⚖️ Estimer un projet de bâtiment en s'amusant grâce à l'agile
Cet article fait partie de la formation gratuite Agile pour l'architecture, n'hésite pas à t'y inscrire pour t'aider à mettre en place l'agile sur tes projets.
Il n'est pas toujours fréquent dans la construction d'estimer précisément le temps passé à concevoir en tant qu'architecte, ingénieur ou BIM manager.
Cela est sans doute dû à la manière de facturer un projet en tant que maître d'œuvre, qui est souvent forfaitaire et donc ne demande pas de prouver le temps passé à son client.
Néanmoins, il est important d'estimer le temps ou du moins la complexité d'une tâche. Ceci afin de pouvoir travailler par itérations agiles et d'éviter l'effet tunnel.
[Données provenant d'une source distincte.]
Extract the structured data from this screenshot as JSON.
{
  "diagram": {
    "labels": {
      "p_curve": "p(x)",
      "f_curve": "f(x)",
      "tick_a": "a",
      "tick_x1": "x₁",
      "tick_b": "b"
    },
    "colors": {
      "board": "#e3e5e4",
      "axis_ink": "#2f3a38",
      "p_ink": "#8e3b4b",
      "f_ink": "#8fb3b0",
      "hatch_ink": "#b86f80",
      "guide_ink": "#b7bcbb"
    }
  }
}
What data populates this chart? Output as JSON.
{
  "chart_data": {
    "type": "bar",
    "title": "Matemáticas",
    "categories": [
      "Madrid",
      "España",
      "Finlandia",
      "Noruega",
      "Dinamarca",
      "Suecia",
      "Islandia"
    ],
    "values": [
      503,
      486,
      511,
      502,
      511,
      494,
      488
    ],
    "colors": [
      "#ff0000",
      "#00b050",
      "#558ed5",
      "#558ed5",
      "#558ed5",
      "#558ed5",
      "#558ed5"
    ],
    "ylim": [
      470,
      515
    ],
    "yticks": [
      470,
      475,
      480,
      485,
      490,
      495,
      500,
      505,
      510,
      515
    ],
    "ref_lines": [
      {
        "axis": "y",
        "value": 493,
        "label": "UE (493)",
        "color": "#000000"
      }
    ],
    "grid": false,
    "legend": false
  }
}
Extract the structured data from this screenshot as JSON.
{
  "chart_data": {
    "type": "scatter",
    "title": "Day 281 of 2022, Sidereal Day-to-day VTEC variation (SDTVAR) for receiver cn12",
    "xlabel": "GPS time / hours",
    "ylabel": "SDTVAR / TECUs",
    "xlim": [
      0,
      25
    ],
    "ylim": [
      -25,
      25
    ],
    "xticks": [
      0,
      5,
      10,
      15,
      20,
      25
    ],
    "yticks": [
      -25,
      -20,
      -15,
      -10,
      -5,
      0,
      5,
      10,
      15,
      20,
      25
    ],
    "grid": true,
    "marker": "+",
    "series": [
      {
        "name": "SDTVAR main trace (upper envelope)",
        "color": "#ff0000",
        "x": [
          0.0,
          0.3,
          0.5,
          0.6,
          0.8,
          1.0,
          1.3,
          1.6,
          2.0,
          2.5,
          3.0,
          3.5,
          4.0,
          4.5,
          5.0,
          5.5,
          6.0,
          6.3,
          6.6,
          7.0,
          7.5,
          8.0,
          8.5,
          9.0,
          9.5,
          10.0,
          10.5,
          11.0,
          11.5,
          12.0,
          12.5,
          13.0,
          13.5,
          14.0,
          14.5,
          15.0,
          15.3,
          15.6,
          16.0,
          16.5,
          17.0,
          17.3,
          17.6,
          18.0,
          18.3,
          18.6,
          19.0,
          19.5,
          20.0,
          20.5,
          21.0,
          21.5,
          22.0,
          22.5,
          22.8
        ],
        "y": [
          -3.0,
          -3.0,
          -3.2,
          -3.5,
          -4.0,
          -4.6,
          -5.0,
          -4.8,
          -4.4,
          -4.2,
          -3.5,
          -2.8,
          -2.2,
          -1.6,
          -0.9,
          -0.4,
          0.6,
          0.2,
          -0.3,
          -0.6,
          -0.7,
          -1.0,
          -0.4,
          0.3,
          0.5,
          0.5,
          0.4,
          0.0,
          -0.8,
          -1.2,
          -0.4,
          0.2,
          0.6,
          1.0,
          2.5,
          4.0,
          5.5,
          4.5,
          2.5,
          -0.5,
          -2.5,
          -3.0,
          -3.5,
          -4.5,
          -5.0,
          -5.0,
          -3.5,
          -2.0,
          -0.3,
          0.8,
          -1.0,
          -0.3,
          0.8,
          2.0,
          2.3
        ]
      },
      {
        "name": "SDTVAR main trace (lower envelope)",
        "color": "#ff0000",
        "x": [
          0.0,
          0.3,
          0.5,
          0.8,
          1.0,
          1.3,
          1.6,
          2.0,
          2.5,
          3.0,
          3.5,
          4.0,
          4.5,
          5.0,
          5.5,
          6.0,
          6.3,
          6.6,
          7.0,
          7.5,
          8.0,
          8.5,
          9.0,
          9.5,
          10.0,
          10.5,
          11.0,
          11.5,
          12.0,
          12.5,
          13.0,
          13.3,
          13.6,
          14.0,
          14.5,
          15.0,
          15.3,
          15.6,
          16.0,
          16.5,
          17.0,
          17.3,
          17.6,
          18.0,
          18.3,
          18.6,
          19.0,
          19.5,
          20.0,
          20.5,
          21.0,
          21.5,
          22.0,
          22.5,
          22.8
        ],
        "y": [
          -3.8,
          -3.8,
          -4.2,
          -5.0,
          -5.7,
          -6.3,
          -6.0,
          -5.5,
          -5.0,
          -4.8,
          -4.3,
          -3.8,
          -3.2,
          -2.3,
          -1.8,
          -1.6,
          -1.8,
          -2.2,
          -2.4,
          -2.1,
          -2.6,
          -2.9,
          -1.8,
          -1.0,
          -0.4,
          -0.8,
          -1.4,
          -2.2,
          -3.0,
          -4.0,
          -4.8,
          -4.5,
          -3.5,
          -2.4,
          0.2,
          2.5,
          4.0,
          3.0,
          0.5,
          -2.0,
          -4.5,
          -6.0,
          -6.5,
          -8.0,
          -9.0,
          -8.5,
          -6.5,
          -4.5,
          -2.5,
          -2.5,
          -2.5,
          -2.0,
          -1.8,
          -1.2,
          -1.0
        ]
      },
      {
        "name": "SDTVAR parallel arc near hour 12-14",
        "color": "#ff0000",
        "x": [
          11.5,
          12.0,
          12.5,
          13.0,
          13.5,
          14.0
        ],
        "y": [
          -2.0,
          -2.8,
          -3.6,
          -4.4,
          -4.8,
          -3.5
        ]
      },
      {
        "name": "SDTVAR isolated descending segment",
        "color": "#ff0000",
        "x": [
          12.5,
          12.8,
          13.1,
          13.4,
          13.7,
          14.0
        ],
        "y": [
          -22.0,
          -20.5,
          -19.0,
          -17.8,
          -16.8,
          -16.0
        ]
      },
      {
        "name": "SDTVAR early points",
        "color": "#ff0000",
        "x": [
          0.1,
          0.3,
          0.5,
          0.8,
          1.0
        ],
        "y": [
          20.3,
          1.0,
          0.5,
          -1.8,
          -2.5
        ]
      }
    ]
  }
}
C'est-à-dire le fait d'être bloqué sur une tâche sans que le client ou les autres intervenants ne voient de résultats et ne puissent infléchir le projet dans une direction ou une autre.
Pourquoi estimer ?
Mais d'abord, il faut se demander pourquoi il est important d'avoir un chiffre qui nous donne une idée de la complexité ou du temps passé à travailler sur un sujet.
Car hors du contexte de l'agile, on pourrait penser qu'estimer c'est finalement utiliser une méthode un peu "old school". Que c'est aussi nous contraindre vis-à-vis de nos supérieurs ou clients. En effet, si on annonce un temps estimé, nos chefs de projets vont s'en souvenir. Et si les choses ne se passent pas comme prévu, ce qui dans le bâtiment est monnaie courante, il faut l'avouer, cela risque de jouer contre nous !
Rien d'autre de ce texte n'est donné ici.